PayPal's new CEO faces these 3 big challenges

PayPal's (PYPL) new CEO and Dan Schulman's successor, Alex Chriss, is walking into a hornets' nest.

The past few years haven't been easy for the payments giant.

At the center of PayPal’s problems are weak margins — a problem that has followed the company for years, coming up quarter after quarter — and visible but underperforming products. For instance, Venmo, which is part of the company’s Braintree division, still has a long way to go in terms of monetizing its substantial user base.

And just last year, PayPal was subject to a standoff with Elliott Management. Though the activist investor has since backed off — this week revealing that it had dissolved its stake in PayPal altogether — the damage has been done, and the concerns that Elliott raised, especially surrounding margins, still remain.

So far this year, PayPal stock has declined more than 16% despite a broader tech rally.

Here are the top three challenges that Chriss will face when he takes the helm at PayPal on Sept. 27.

Good growth is hard to find

Though PayPal has often succeeded in finding growth, it hasn't always been the growth that investors were hoping for.

Take PayPal's second quarter, for example. The company saw 11% total payment volume growth, 7% revenue growth, and 8% growth within branded checkout. However, the gross profit numbers didn't follow, coming in at a mere 1% growth. The company also missed on its adjusted operating margin of 21.4%, given Wall Street's estimate of 22%.

These concerns about PayPal's ability to grow while optimizing its margins have kept many analysts cautious at best.

"We remain on the sidelines and await greater confidence in PayPal’s growth algorithm as we see concerns in the longer-term EPS growth profile," John Davis of Raymond James wrote on Aug. 2.

The PayPal logo hangs displayed outside their company headquarters.
Intuit executive Alex Chriss will become the president and CEO of digital payments company PayPal in September 2023. (Jeff Chiu/AP Photo, File) (ASSOCIATED PRESS)

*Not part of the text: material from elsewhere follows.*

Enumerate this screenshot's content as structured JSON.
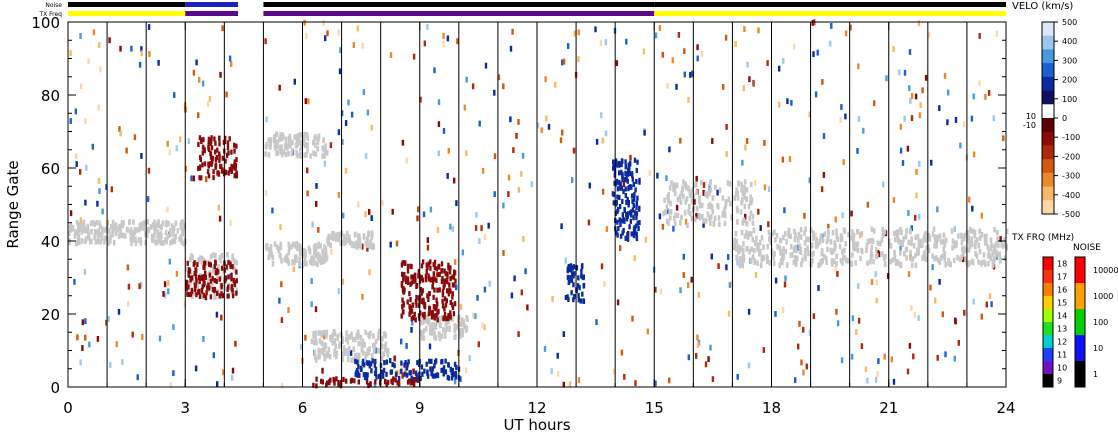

Competition from Apple and Square has heated up

PayPal has long benefited from being one of the first-ever fintechs, weaving together tech and financial services way before it was a well-trodden path.

However, products from Square's parent company Block (SQ) and Apple (AAPL) have been gaining ground at a rapid clip, a process of adoption that shows no signs of slowing. That competition has encroached on PayPal's lead in the space, including Venmo.

A 2023 Deutsche Bank survey, based on responses from 1,708 consumers, showed that PayPal has retained its dominance, but its lead is fragile as adoption rates shoot up for Apple Pay and Block's Cash App.

"While PYPL continues to be the dominant mobile payment service with 71% of respondents having used the service in the past 12 months, Cash App and Apple Pay both saw large increases in adoption over the past year reaching 46% and 31% adoption, respectively, up from 31% and 23%, respectively, last year," Deutsche Bank analyst Bryan Keane wrote in April.

Big shoes to fill

Chriss — who was at Intuit for almost two decades — will be coming into PayPal as an outsider, and that will present challenges.

"Coming from the outside, whatever your credentials or accomplishments, you are going to face fear-based skepticism," Peerage Capital founder and entrepreneur Miles Nadal said. "No matter how urgent the need for change, people fear it. That’s further amplified by an outside appointment that sends the signal there is an appetite for change at the highest levels of the organization."

Furthermore, Chriss will be stepping in for Schulman, a notable figure in his own right. Even before PayPal, Schulman made his mark as the founding CEO of Virgin Mobile, a formative CEO of Priceline, and a key executive at American Express.

President of PayPal Dan Schulman looks on at the IMF headquarters.
President of PayPal Dan Schulman looks on at the International Monetary Fund (IMF) headquarters in Washington, D.C., on April 14, 2023. (Stefani Reynolds / AFP via Getty Images) (STEFANI REYNOLDS via Getty Images)

In some ways, this is almost the equivalent of a new CEO taking on the job of a tech CEO-founder, as Schulman has become indelibly associated with PayPal. Schulman stepped in at PayPal in 2014, as the company was separating from eBay (EBAY), and has been PayPal's CEO for the entirety of its tenure as a public company.

But PayPal (and its shareholders and activists) have spoken, and it's time for PayPal to head in a new direction.

Chriss's first task on Sept. 27 will be gaining trust — something that could be more complicated than filling Schulman's shoes or getting margins in order.

"The first challenge is demonstrating the credibility, purpose, and the clear direction required to win internal and external stakeholder trust," said Nadal. "That trust then translates into support."